Rogers Communications is to cut another 900 jobs nationwide to streamline its management and better compete against rivals Bell Canada and Telus Corp.
‘We believe these changes will enhance the customer experience, make us more nimble and efficient, further drive innovation and deliver long-term growth,’ Rogers spokeswoman Carly Suppa said Thursday about the latest cuts, which account for around 3% of the company’s 30,000-strong workforce.
Suppa said the layoffs were part of an ongoing reorganization that in September included merging Rogers’ cable and wireless businesses and eliminating around 20% of the vice presidents in Rogers’ cable, wireless and corporate groups.
Rogers remains profitable, but is encountering increased headwinds, including the end of its iPhone monopoly when rivals Bell Canada and Telus recently started to market the Apple smartphones to their own customers.
Rogers used revenue from lucrative iPhone sales and usage plans to offset recent falls in radio and TV advertising revenue.
In addition, Rogers and Shaw Communications have revived their own cable rivalry after the western giant acquired Hamilton-based Mountain Cablevision in Rogers’ backyard.
Rogers is also continuing to diversify from its traditional cable TV business with moves that include acquiring a minority stake in Michael Eisner’s new media studio, Vuguru, and launching the ad-supported video portal Rogers On Demand Online on Nov. 30.
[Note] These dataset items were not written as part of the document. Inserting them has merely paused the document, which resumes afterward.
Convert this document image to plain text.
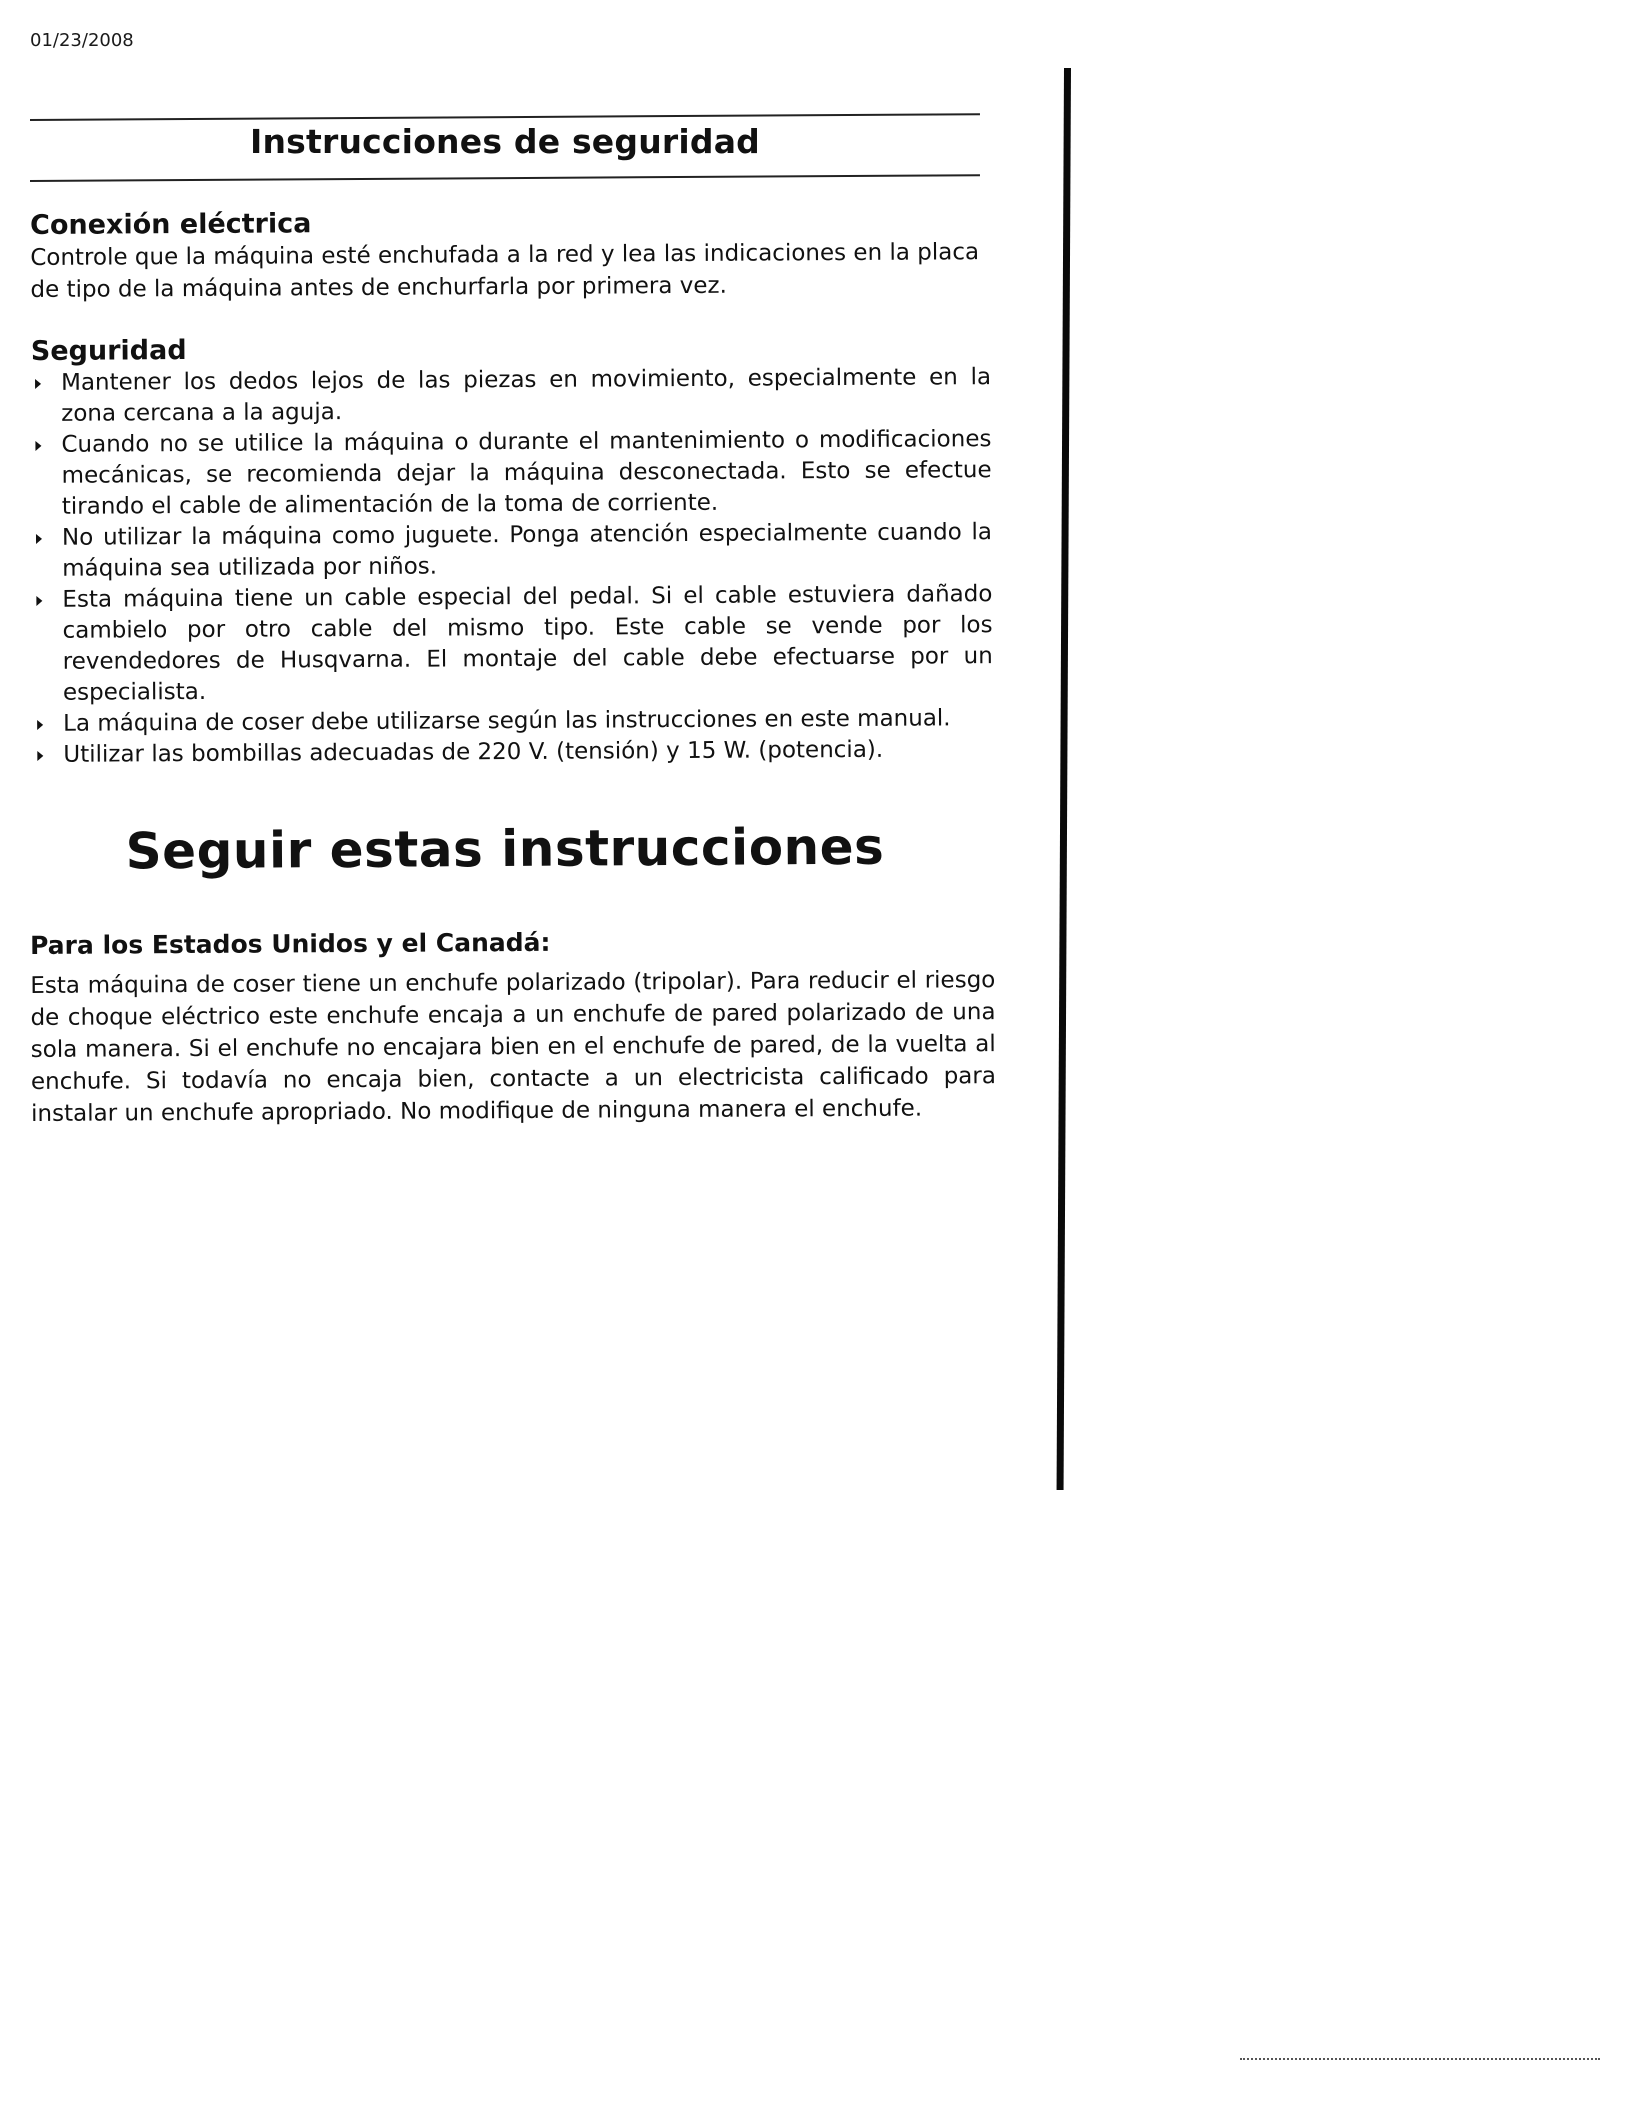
01/23/2008
Instrucciones de seguridad
Conexión eléctrica

Controle que la máquina esté enchufada a la red y lea las indicaciones en la placa de tipo de la máquina antes de enchurfarla por primera vez.

Seguridad
Mantener los dedos lejos de las piezas en movimiento, especialmente en la zona cercana a la aguja.
Cuando no se utilice la máquina o durante el mantenimiento o modificaciones mecánicas, se recomienda dejar la máquina desconectada. Esto se efectue tirando el cable de alimentación de la toma de corriente.
No utilizar la máquina como juguete. Ponga atención especialmente cuando la máquina sea utilizada por niños.
Esta máquina tiene un cable especial del pedal. Si el cable estuviera dañado cambielo por otro cable del mismo tipo. Este cable se vende por los revendedores de Husqvarna. El montaje del cable debe efectuarse por un especialista.
La máquina de coser debe utilizarse según las instrucciones en este manual.
Utilizar las bombillas adecuadas de 220 V. (tensión) y 15 W. (potencia).
Seguir estas instrucciones
Para los Estados Unidos y el Canadá:

Esta máquina de coser tiene un enchufe polarizado (tripolar). Para reducir el riesgo de choque eléctrico este enchufe encaja a un enchufe de pared polarizado de una sola manera. Si el enchufe no encajara bien en el enchufe de pared, de la vuelta al enchufe. Si todavía no encaja bien, contacte a un electricista calificado para instalar un enchufe apropriado. No modifique de ninguna manera el enchufe.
‘Our industry is changing rapidly. For instance, technologies are converging, and customer expectations are changing,’ Suppa said, commenting on current streamlining moves at the group.
There was more change signalled by Rogers Thursday, as the media group said it will spend $163 million to purchase 3.2 million shares of Cogeco Cable and 1.6 million shares of Cogeco.
Rogers added it had ‘no current intention of acquiring ownership of or control’ of rival Cogeco.
The stock purchases come on top of Rogers filing of a preliminary prospectus last week to raise as much as $4 billion in new debt financing in Canada and the US market.
Rogers made cuts across its divisions in late 2008 and further layoffs to its publishing staff in April.